Recently I went to a talk where the speaker asked the audience, “What are your strengths?”
Hmm, off the top of my head, I would say that I have mad skills in a few areas:
- Unscrambling words. I can kill it in word puzzles. And Boggle.
- Guessing the weight of surgical specimens. This is obviously a very specific skill, but I can often guess the weight of, say, a fibroid that I’ve removed to the exact gram. And that is a challenge when you have something that weighs 842 grams.
- Unlocking padlocks. I can feel the mechanism starting to give as I dial. Perhaps I was a safecracker in another life?
- Navigation, by gut. Ever Patient Spouse would totally disagree on this one, but I think I’ve got an intuitive sense of direction.
- Finding pieces of beach glass in the sand or locating money on the ground. These are similar but probably link to the word unscrambling above, meaning I can recognize pattern or lack thereof.

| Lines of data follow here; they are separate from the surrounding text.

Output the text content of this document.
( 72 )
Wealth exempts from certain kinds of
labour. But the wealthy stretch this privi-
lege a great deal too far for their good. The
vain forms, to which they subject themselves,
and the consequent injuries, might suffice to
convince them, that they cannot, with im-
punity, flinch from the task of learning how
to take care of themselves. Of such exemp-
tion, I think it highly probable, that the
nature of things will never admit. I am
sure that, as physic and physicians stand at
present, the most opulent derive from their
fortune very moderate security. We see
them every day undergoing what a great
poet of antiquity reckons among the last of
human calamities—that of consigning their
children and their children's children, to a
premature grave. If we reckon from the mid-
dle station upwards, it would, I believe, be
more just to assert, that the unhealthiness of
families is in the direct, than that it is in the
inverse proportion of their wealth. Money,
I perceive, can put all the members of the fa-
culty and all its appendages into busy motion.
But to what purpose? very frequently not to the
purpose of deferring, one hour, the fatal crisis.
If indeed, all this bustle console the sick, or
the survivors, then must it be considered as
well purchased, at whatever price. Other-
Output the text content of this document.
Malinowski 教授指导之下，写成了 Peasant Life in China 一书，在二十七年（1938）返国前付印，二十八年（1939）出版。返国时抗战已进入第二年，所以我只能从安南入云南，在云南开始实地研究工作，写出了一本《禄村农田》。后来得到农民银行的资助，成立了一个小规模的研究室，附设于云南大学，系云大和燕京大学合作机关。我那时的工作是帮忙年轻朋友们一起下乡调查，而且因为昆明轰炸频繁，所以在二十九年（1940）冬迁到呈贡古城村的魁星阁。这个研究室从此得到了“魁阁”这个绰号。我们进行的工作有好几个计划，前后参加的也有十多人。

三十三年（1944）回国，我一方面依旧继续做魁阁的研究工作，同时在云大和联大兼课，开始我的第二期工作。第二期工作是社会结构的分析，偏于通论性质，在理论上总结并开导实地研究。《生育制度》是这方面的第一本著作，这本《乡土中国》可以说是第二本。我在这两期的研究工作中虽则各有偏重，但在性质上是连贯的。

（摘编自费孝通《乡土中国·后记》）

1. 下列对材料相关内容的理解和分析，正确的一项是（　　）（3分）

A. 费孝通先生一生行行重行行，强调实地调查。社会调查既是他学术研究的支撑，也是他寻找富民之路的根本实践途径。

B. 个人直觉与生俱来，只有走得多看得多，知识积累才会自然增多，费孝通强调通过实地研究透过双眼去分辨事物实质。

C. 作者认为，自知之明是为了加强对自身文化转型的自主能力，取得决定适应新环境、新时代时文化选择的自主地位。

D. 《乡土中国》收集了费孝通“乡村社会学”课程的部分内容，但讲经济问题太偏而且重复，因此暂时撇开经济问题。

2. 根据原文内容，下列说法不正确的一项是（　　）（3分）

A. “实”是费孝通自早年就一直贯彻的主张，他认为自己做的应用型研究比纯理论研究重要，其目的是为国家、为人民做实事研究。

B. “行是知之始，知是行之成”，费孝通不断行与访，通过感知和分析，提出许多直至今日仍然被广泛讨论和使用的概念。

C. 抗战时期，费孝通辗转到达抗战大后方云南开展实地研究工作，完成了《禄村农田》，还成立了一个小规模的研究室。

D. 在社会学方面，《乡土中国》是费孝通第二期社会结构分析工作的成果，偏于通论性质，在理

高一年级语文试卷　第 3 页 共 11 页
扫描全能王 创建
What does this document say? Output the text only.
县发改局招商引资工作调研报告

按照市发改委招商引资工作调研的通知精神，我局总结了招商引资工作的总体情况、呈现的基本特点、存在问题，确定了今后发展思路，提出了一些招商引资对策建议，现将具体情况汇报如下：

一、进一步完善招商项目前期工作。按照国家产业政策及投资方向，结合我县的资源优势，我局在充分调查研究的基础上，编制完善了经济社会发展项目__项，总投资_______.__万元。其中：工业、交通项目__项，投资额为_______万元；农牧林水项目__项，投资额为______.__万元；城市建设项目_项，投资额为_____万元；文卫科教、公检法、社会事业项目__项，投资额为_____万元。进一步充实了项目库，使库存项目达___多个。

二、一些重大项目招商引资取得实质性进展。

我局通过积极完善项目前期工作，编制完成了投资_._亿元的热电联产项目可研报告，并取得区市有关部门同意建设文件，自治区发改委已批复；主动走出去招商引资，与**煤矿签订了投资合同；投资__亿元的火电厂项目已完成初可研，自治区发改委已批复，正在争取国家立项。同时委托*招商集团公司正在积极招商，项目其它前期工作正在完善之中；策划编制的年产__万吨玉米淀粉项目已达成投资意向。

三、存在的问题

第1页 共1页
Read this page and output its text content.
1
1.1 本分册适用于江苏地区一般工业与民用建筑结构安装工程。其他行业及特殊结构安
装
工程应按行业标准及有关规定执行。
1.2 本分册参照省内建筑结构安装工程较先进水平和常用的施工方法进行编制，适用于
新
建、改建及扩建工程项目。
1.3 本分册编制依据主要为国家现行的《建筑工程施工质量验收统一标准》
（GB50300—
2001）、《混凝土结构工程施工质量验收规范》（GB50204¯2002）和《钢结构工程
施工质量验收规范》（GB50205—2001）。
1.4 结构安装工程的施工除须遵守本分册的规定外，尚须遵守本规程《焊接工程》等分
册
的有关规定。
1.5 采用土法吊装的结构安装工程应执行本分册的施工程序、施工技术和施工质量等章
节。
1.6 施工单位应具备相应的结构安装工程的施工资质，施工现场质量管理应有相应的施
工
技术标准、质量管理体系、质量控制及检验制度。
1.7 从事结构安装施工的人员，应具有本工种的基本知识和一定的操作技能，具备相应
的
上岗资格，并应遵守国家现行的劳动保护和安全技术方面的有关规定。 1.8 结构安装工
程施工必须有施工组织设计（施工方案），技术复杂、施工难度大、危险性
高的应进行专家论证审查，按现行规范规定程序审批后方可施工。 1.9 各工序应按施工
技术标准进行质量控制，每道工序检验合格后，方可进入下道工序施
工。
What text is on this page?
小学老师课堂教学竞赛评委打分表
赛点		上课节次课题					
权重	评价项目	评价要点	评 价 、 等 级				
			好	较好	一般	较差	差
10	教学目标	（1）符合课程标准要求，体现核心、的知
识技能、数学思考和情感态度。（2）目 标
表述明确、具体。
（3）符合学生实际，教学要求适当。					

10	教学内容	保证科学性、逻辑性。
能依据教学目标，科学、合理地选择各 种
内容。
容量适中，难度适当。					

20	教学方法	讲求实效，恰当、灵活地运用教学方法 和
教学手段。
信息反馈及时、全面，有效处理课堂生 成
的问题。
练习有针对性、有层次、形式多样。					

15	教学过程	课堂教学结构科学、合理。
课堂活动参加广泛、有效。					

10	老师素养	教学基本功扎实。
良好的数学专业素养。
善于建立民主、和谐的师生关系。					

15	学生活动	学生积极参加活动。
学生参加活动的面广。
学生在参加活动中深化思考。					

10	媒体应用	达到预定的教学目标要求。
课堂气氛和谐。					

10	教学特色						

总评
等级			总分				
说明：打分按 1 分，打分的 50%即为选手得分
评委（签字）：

But weird little quirks like these weren’t what the speaker was talking about. He was referring to the Gallup StrengthsFinder, which assesses 34 different skill areas, including Focus, Learner, Arranger, Developer and Harmony.
(You can take the test for free here).
Turns out, I am a Maximizer.
The thing that got my attention, though, was when he said that most people take the test and very quickly go to the bottom of the list, checking to see what they’re essentially bad at doing, and then use those areas as a catalyst for improvement.
He suggested to instead do the opposite: Play to your strengths.
This makes sense to me. I could practice singing until I’m half-dead and I’d still sound like a warbling donkey.
But being a contestant on a game show or a carnival barker who guesses peoples’ weight? Sign me up!